One way to resolve this apparent contradiction is to look beyond the activities of provision to the attentiveness of reception. Consider again what exactly it is that makes Abraham’s service stand out in the first reading. Notice the unusual nature of the situation. Notice how God chooses to arrive during the hottest part of the day. A time when people in their right minds would be resting. As Abraham himself appears to have been doing. Sitting by the entrance to his tent. Instead of running around. Working up a sweat. Struggling to prepare a meal. And yet, this is exactly what Abraham ends up doing when these unexpected visitors arrive. Abraham responds generously to the very particular needs of his very particular guests. He receives them even though they choose to arrive at a very inconvenient time. Reception and not just provision. This is what makes Abraham’s service greater.

But there’s something even more. Despite the already high level of  hospitality shown by Abraham and his wife Sarah, God calls them to an even greater receptivity. Notice how the reading ends with a promise. Not enough that Abraham should be willing to receive God in the heat of the noonday sun. He and his wife are called to go even further. They who are long past the age of childbirth are invited to receive into their hearts an incredible idea. To welcome into their lives an impossible gift. I shall visit you again next year without fail, Abraham is told, and your wife will then have a son.

A post-menopausal woman bearing a child. This is an idea that not even Sarah herself is able to receive. At least not at first. Further on in the book of Exodus, we’re told that she laughed to herself when she heard this. It was too incredible to be true. And yet, this was the hospitality that God required of her and her husband. This was the greater service she was being asked to provide. A service she could perform only by first being willing to receive God’s unbelievable gift.

And isn’t receptivity also what sets Mary apart from Martha in the gospel?
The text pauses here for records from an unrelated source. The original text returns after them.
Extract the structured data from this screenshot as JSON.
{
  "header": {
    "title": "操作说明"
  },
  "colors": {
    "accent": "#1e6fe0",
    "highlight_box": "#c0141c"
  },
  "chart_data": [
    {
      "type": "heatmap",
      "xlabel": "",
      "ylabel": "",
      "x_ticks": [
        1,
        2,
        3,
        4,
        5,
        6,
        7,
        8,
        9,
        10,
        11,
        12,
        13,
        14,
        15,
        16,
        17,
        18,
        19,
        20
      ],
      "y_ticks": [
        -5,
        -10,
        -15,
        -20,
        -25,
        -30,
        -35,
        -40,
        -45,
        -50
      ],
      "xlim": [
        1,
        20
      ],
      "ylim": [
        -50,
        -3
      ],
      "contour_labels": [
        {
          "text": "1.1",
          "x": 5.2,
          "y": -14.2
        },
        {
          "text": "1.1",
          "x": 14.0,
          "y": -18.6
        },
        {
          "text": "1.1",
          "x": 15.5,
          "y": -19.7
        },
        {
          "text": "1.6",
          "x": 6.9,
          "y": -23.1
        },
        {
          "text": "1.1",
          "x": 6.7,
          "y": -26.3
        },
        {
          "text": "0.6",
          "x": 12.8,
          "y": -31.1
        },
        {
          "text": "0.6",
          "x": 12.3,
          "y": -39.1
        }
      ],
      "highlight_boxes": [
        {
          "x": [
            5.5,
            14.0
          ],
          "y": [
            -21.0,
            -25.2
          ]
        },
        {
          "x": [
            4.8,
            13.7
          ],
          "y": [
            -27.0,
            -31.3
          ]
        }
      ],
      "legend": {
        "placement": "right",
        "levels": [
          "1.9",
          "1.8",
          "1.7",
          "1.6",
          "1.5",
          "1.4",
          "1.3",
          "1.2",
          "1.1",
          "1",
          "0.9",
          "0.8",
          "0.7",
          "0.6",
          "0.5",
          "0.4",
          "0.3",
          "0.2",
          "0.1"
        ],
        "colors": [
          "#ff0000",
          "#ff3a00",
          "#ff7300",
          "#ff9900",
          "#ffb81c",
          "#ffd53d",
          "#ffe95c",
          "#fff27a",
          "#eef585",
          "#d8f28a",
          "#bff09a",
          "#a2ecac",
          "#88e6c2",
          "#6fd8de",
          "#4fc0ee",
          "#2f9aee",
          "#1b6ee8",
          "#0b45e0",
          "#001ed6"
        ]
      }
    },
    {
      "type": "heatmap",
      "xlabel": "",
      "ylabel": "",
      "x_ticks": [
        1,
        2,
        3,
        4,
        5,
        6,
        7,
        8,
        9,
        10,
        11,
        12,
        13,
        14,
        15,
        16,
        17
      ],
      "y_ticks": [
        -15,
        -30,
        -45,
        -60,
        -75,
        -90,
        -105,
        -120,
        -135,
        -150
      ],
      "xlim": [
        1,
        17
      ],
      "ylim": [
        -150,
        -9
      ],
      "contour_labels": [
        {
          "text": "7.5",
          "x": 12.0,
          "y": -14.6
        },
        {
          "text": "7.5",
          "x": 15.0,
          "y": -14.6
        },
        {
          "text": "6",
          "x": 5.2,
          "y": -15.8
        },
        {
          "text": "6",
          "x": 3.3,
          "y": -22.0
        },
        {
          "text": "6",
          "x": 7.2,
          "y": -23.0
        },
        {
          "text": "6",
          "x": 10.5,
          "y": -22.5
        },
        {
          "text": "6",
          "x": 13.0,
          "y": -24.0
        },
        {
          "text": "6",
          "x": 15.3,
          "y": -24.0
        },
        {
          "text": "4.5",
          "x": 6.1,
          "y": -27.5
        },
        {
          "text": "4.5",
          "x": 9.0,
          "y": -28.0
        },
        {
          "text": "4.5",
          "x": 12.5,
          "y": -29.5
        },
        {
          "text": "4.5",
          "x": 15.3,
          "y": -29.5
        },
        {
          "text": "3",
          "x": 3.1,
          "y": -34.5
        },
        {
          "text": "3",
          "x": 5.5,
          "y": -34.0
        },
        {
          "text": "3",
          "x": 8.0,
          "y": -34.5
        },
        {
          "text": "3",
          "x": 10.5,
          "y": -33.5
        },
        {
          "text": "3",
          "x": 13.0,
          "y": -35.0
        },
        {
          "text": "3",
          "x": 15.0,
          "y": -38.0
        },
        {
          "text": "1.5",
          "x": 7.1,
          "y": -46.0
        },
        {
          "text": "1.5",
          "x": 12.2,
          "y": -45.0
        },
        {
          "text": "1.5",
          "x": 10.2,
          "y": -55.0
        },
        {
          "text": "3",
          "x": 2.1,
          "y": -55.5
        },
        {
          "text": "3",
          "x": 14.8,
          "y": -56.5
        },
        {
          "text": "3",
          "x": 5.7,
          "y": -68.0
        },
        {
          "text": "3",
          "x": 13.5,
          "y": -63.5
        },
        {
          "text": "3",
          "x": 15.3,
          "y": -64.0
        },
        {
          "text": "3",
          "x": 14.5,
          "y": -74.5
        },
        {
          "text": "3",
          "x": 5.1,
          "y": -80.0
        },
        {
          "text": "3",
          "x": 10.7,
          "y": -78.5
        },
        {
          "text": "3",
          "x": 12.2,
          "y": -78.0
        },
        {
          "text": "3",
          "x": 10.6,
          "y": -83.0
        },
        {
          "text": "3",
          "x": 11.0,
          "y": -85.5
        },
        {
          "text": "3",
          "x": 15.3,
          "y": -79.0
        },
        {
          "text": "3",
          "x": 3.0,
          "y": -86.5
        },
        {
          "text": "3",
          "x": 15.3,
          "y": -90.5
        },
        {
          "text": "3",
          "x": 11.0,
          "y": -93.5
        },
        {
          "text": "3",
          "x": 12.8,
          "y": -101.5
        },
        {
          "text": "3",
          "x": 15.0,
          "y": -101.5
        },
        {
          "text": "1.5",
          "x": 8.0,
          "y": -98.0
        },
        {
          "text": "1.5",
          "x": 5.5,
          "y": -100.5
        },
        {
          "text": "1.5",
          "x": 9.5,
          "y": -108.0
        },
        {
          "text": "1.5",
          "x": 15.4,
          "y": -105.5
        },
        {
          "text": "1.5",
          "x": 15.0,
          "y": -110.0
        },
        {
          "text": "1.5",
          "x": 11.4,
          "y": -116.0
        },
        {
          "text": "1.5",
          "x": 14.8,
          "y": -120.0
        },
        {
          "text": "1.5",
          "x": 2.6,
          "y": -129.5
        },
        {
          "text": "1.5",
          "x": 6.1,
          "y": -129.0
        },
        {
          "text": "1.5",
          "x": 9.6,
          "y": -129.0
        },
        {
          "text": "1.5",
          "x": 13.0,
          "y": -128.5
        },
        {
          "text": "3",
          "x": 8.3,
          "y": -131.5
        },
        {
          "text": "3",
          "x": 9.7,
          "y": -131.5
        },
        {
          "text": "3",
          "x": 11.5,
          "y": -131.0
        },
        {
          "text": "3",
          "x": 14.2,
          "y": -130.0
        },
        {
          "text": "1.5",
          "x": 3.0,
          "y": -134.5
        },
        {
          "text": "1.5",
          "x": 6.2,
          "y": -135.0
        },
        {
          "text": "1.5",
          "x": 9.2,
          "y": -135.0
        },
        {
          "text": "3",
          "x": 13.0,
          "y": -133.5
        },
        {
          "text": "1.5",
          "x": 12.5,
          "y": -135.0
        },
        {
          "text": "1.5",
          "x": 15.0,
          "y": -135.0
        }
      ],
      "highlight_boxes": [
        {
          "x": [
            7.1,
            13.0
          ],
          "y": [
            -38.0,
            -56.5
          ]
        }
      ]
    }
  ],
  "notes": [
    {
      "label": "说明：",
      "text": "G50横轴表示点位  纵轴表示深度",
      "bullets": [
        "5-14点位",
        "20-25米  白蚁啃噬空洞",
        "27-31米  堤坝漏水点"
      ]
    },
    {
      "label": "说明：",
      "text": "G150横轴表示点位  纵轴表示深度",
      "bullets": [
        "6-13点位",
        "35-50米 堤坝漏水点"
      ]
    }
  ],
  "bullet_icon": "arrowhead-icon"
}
Even though it may seem that Mary does nothing useful, she provides the Lord with the one thing for which he hungers most. For Jesus is no ordinary guest. He is God’s greatest Gift to us. The Present-from-on-High who wants to be received. The Word-Made-Flesh, who yearns above all to be heard and heeded. To be received and put into practice. By allowing herself to be distracted with all the serving, side-tracked by all the providing, Martha fails to give the Lord what he wants most of all. Even if she may have provided everything else that an ordinary guest might have required. And so her hospitality remains good. But Mary’s is even better. Mary’s is the 5-star service. 

I’m not sure, my dear friends, but I suspect that many of us find this difficult to understand and accept. I know I do. Especially because we live in Singapore. Where so much emphasis is often placed on being busy and active. Where parents may work very hard to provide for their children. But have no time to pay them much attention. And where, whenever we think of serving God, what often comes to mind are thoughts of adding more activities to our daily schedule. More events to our parish calendar. More ministries to the list of those we wish to join. Never mind if this is what God really wants of us. And yet, our readings remind us that perhaps more than doing more things for God, what we first need to consider is what God has done and is doing for us. What God is offering us. The better to receive God’s generous gift. To listen to God’s empowering call. To respond to God’s inspiring initiative. And, in so doing, to render God the greater service.

Sisters and brothers, as individuals and as a parish, what must we do to better receive the presence of God into our lives? How shall we move from 4-star to 5-star service today?